Bisnis.com, JAKARTA - Agenda transisi energi global diproyeksikan akan meningkatkan permintaan terhadap komoditas tembaga. Prospek cerah mineral logam itu diyakini juga akan ikut mendongkrak kinerja PT Freeport Indonesia (PTFI).
Tak hanya dari sisi permintaan, harga tembaga juga diprediksi tetap berada di level kuat pada tahun ini. Hal itu tentunya menjadi sinyal positif bagi penerimaan negara.
Tim Bisnis berkesempatan berbincang dengan Presiden Direktur Freeport Indonesia Tony Wenas pada akhir Desember 2022 lalu. Berbicara mengenai prospek komoditas tembaga, kesiapan Freeport menghadapi kebijakan pelarangan ekspor mineral mentah, hingga tantangan dari sisi produksi.
Apa saja tantangan internal yang dihadapi PTFI pascapengambilalihan 51 persen saham perusahaan oleh Pemerintah Indonesia?
Saya melihatnya justru sebagai nilai tambah, adalah bagaimana kami PTFI sekarang ada MIND ID juga di dalamnya yang mewakili pemerintah, sinerginya menjadi lebih kuat sekali. Kami saling bekerja sama untuk mencarikan yang terbaik bagi PTFI sehingga memang produksi secara aman dan berkelanjutan itu bisa dicapai.
Kami dibantu juga oleh harga-harga yang membaik sehingga ujungnya atau bottom line daripada kontribusi bagi bangsa dan negara ini menjadi meningkat, keuntungan perusahaan meningkat, dan pendapatan daerah juga meningkat.

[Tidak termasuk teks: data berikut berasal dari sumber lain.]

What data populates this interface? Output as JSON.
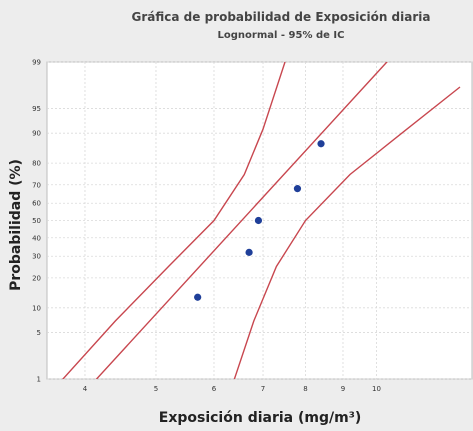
{
  "chart_data": {
    "type": "scatter",
    "title": "Gráfica de probabilidad de Exposición diaria",
    "subtitle": "Lognormal - 95% de IC",
    "xlabel": "Exposición diaria (mg/m³)",
    "ylabel": "Probabilidad (%)",
    "x_scale": "log",
    "y_scale": "normal-probability",
    "xlim": [
      3.55,
      13.5
    ],
    "ylim": [
      1,
      99
    ],
    "x_ticks": [
      4,
      5,
      6,
      7,
      8,
      9,
      10
    ],
    "y_ticks": [
      1,
      5,
      10,
      20,
      30,
      40,
      50,
      60,
      70,
      80,
      90,
      95,
      99
    ],
    "grid": true,
    "point_color": "#1f3f99",
    "line_color": "#c8474f",
    "points": [
      {
        "x": 5.7,
        "y": 13
      },
      {
        "x": 6.7,
        "y": 32
      },
      {
        "x": 6.9,
        "y": 50
      },
      {
        "x": 7.8,
        "y": 68
      },
      {
        "x": 8.4,
        "y": 87
      }
    ],
    "fit_line": [
      [
        3.95,
        0.5
      ],
      [
        12.0,
        99.9
      ]
    ],
    "ci_lower": [
      [
        6.25,
        0.4
      ],
      [
        6.8,
        7
      ],
      [
        7.3,
        25
      ],
      [
        8.0,
        50
      ],
      [
        9.2,
        75
      ],
      [
        11.0,
        91
      ],
      [
        13.0,
        97.5
      ]
    ],
    "ci_upper": [
      [
        3.6,
        0.6
      ],
      [
        4.4,
        7
      ],
      [
        5.2,
        25
      ],
      [
        6.0,
        50
      ],
      [
        6.6,
        75
      ],
      [
        7.0,
        91
      ],
      [
        7.5,
        99
      ]
    ]
  }
}
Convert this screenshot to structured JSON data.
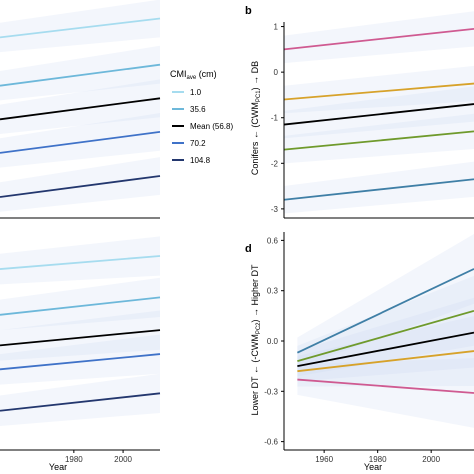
{
  "legend": {
    "title_main": "CMI",
    "title_sub": "ave",
    "title_unit": " (cm)",
    "entries": [
      {
        "label": "1.0",
        "color": "#a6dcef"
      },
      {
        "label": "35.6",
        "color": "#6db8da"
      },
      {
        "label": "Mean (56.8)",
        "color": "#000000"
      },
      {
        "label": "70.2",
        "color": "#3f72c8"
      },
      {
        "label": "104.8",
        "color": "#23376e"
      }
    ]
  },
  "chart_data": [
    {
      "panel": "a",
      "type": "line",
      "visible_letter": "",
      "xlabel": "",
      "xticks": [],
      "xlim": [
        1950,
        2015
      ],
      "ylim": [
        0,
        1
      ],
      "yticks": [],
      "series": [
        {
          "color": "#a6dcef",
          "x": [
            1950,
            2015
          ],
          "y": [
            0.86,
            0.95
          ]
        },
        {
          "color": "#6db8da",
          "x": [
            1950,
            2015
          ],
          "y": [
            0.63,
            0.73
          ]
        },
        {
          "color": "#000000",
          "x": [
            1950,
            2015
          ],
          "y": [
            0.47,
            0.57
          ]
        },
        {
          "color": "#3f72c8",
          "x": [
            1950,
            2015
          ],
          "y": [
            0.31,
            0.41
          ]
        },
        {
          "color": "#23376e",
          "x": [
            1950,
            2015
          ],
          "y": [
            0.1,
            0.2
          ]
        }
      ]
    },
    {
      "panel": "b",
      "type": "line",
      "visible_letter": "b",
      "ylabel_parts": [
        "Conifers ← (CWM",
        "PC1",
        ") → DB"
      ],
      "xlim": [
        1950,
        2015
      ],
      "ylim": [
        -3.2,
        1.1
      ],
      "yticks": [
        1,
        0,
        -1,
        -2,
        -3
      ],
      "xticks": [],
      "series": [
        {
          "color": "#cf5a91",
          "x": [
            1950,
            2015
          ],
          "y": [
            0.5,
            0.95
          ]
        },
        {
          "color": "#d7a22a",
          "x": [
            1950,
            2015
          ],
          "y": [
            -0.6,
            -0.25
          ]
        },
        {
          "color": "#000000",
          "x": [
            1950,
            2015
          ],
          "y": [
            -1.15,
            -0.7
          ]
        },
        {
          "color": "#6f9a2c",
          "x": [
            1950,
            2015
          ],
          "y": [
            -1.7,
            -1.3
          ]
        },
        {
          "color": "#3f7fa6",
          "x": [
            1950,
            2015
          ],
          "y": [
            -2.8,
            -2.35
          ]
        }
      ]
    },
    {
      "panel": "c",
      "type": "line",
      "visible_letter": "",
      "xlabel": "Year",
      "xticks": [
        1980,
        2000
      ],
      "xlim": [
        1950,
        2015
      ],
      "ylim": [
        0,
        1
      ],
      "yticks": [],
      "series": [
        {
          "color": "#a6dcef",
          "x": [
            1950,
            2015
          ],
          "y": [
            0.83,
            0.89
          ]
        },
        {
          "color": "#6db8da",
          "x": [
            1950,
            2015
          ],
          "y": [
            0.62,
            0.7
          ]
        },
        {
          "color": "#000000",
          "x": [
            1950,
            2015
          ],
          "y": [
            0.48,
            0.55
          ]
        },
        {
          "color": "#3f72c8",
          "x": [
            1950,
            2015
          ],
          "y": [
            0.37,
            0.44
          ]
        },
        {
          "color": "#23376e",
          "x": [
            1950,
            2015
          ],
          "y": [
            0.18,
            0.26
          ]
        }
      ]
    },
    {
      "panel": "d",
      "type": "line",
      "visible_letter": "d",
      "xlabel": "Year",
      "ylabel_parts": [
        "Lower DT ← (-CWM",
        "PC2",
        ") → Higher DT"
      ],
      "xticks": [
        1960,
        1980,
        2000
      ],
      "xlim": [
        1945,
        2016
      ],
      "ylim": [
        -0.65,
        0.65
      ],
      "yticks": [
        0.6,
        0.3,
        0.0,
        -0.3,
        -0.6
      ],
      "ytick_labels": [
        "0.6",
        "0.3",
        "0.0",
        "-0.3",
        "-0.6"
      ],
      "series": [
        {
          "color": "#3f7fa6",
          "x": [
            1950,
            2016
          ],
          "y": [
            -0.07,
            0.43
          ]
        },
        {
          "color": "#6f9a2c",
          "x": [
            1950,
            2016
          ],
          "y": [
            -0.12,
            0.18
          ]
        },
        {
          "color": "#000000",
          "x": [
            1950,
            2016
          ],
          "y": [
            -0.15,
            0.05
          ]
        },
        {
          "color": "#d7a22a",
          "x": [
            1950,
            2016
          ],
          "y": [
            -0.18,
            -0.06
          ]
        },
        {
          "color": "#cf5a91",
          "x": [
            1950,
            2016
          ],
          "y": [
            -0.23,
            -0.31
          ]
        }
      ]
    }
  ]
}
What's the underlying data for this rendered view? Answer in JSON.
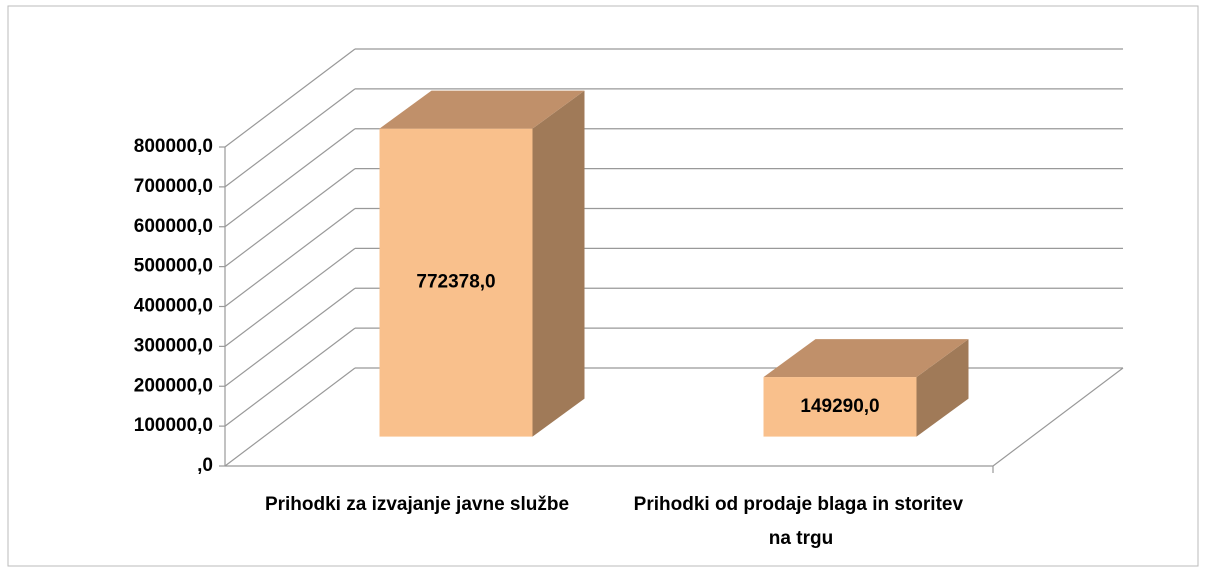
{
  "chart_data": {
    "type": "bar3d",
    "categories": [
      "Prihodki za izvajanje javne službe",
      "Prihodki od prodaje blaga in storitev na trgu"
    ],
    "values": [
      772378,
      149290
    ],
    "value_labels": [
      "772378,0",
      "149290,0"
    ],
    "colors": {
      "front": "#f9c08c",
      "top": "#c0906a",
      "side": "#a07a58"
    },
    "ylim": [
      0,
      800000
    ],
    "yticks": [
      {
        "value": 0,
        "label": ",0"
      },
      {
        "value": 100000,
        "label": "100000,0"
      },
      {
        "value": 200000,
        "label": "200000,0"
      },
      {
        "value": 300000,
        "label": "300000,0"
      },
      {
        "value": 400000,
        "label": "400000,0"
      },
      {
        "value": 500000,
        "label": "500000,0"
      },
      {
        "value": 600000,
        "label": "600000,0"
      },
      {
        "value": 700000,
        "label": "700000,0"
      },
      {
        "value": 800000,
        "label": "800000,0"
      }
    ],
    "grid": true
  }
}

Semuanya meningkat secara signifikan.
PTFI nampaknya cukup diuntungkan dengan perkembangan harga tembaga saat ini. Bagaimana PTFI melihat prospek komoditas tembaga pada 2023?
Kami juga tidak bisa memperkirakan tahun depan (2023) harganya akan berapa karena ya, tidak ada yang bisa memperkirakan. Tapi yang kami bisa lihat adalah bahwa penggunaan tembaga ini di dunia 70 persen itu adalah untuk penghantar listrik dan sekarang begitu banyak perusahaan atau negara yang sedang membangun (pembangkit) listrik berbasis energi terbarukan, ini membutuhkan tembaga jauh lebih banyak dibandingkan dengan energi fosil dan batu bara. Kemudian, tentu saja termasuk mobil listrik itu membutuhkan tembaga 4 kali lipat lebih banyak dibandingkan mobil konvensional.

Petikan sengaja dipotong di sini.